I want to keep writing, but it seems insensitive and out of touch and entirely douchey to warble on about my travels in the wake of all of this. I’m having a lot of difficulty on that front. Food blogs make more sense to me, even in difficult times. Food is a source of comfort. When things get rough, people still need to eat, right?
But what about travel blogs? What role do they play when things are shitty? Do they distract? Enlighten? Remind us that we aren’t alone, and that we’d better try to make the world a better place for everyone else?
Does my blog do that?
I honestly don’t know. I’d like to think that it does. But it’s hard not to feel self-absorbed and petty and privileged at times like this. I think about my original goal – of writing this blog for Rand, and while that brings a bit of perspective to all of it, it also makes me wonder if I am causing more harm than good. My husband was recently skewered online. I will say only that the discussion was full of a crapload of half truths, but as the discussion in the comments reached a fever pitch, one person left the following remark:
“He even gave his wife a brain tumor.”
I don’t know what to do with that. My intent, in revealing so much of my self and our lives online was never to have it be turned against him. And for the record, even though he lets me play with broken thermometers and he put a giant old microwave in my office which keeps me warm on cold nights*, I’m pretty sure Rand didn’t give me a brain tumor.

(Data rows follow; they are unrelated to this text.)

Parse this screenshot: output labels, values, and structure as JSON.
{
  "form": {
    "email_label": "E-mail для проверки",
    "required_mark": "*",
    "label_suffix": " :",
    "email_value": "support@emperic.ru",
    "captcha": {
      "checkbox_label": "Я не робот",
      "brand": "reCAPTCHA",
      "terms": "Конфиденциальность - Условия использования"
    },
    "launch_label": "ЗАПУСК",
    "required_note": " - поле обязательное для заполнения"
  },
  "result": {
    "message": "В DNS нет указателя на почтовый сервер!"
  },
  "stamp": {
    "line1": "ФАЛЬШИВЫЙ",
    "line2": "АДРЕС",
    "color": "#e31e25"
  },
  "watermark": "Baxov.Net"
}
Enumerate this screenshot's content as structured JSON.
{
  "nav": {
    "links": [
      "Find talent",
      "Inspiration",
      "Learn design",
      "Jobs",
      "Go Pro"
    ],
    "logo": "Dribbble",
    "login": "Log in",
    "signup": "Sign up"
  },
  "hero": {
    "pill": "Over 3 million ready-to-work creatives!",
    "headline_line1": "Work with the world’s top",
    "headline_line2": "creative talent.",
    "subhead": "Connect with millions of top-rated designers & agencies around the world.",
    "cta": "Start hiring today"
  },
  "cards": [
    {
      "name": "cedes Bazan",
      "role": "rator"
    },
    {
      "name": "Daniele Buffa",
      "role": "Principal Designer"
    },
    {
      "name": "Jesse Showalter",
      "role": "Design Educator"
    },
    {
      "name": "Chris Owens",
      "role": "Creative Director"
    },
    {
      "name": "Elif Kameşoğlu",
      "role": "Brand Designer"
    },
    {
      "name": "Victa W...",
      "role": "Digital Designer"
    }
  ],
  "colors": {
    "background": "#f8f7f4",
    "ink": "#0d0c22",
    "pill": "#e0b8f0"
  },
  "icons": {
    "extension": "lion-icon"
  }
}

I’m not sure if I have any answers here. I’m just trying to figure out how to be honest with myself, and with all of you. I’m trying to figure out how to keep blogging, when it seems like I should be doing so, so much more.
I’d love your thoughts on the issue.
*Oh, and Rand didn’t actually do this stuff. In case you were wondering.
UPDATE: Wowzers, guys. I’m completely humbled and honored and rendered kind of speechless by your replies. Thank you all so much – I didn’t mean that I was going to quit blogging right this second or anything. 🙂 I was just, as Rand put it, having a crisis of faith, and feeling really guilty that I can go about my day blogging and writing about my privileged life when a lot of people out there are going through a lot of crap.
Bottom line: I might be switching some things up a little in the future. But I promise that whatever I do, I’ll keep blogging, okay?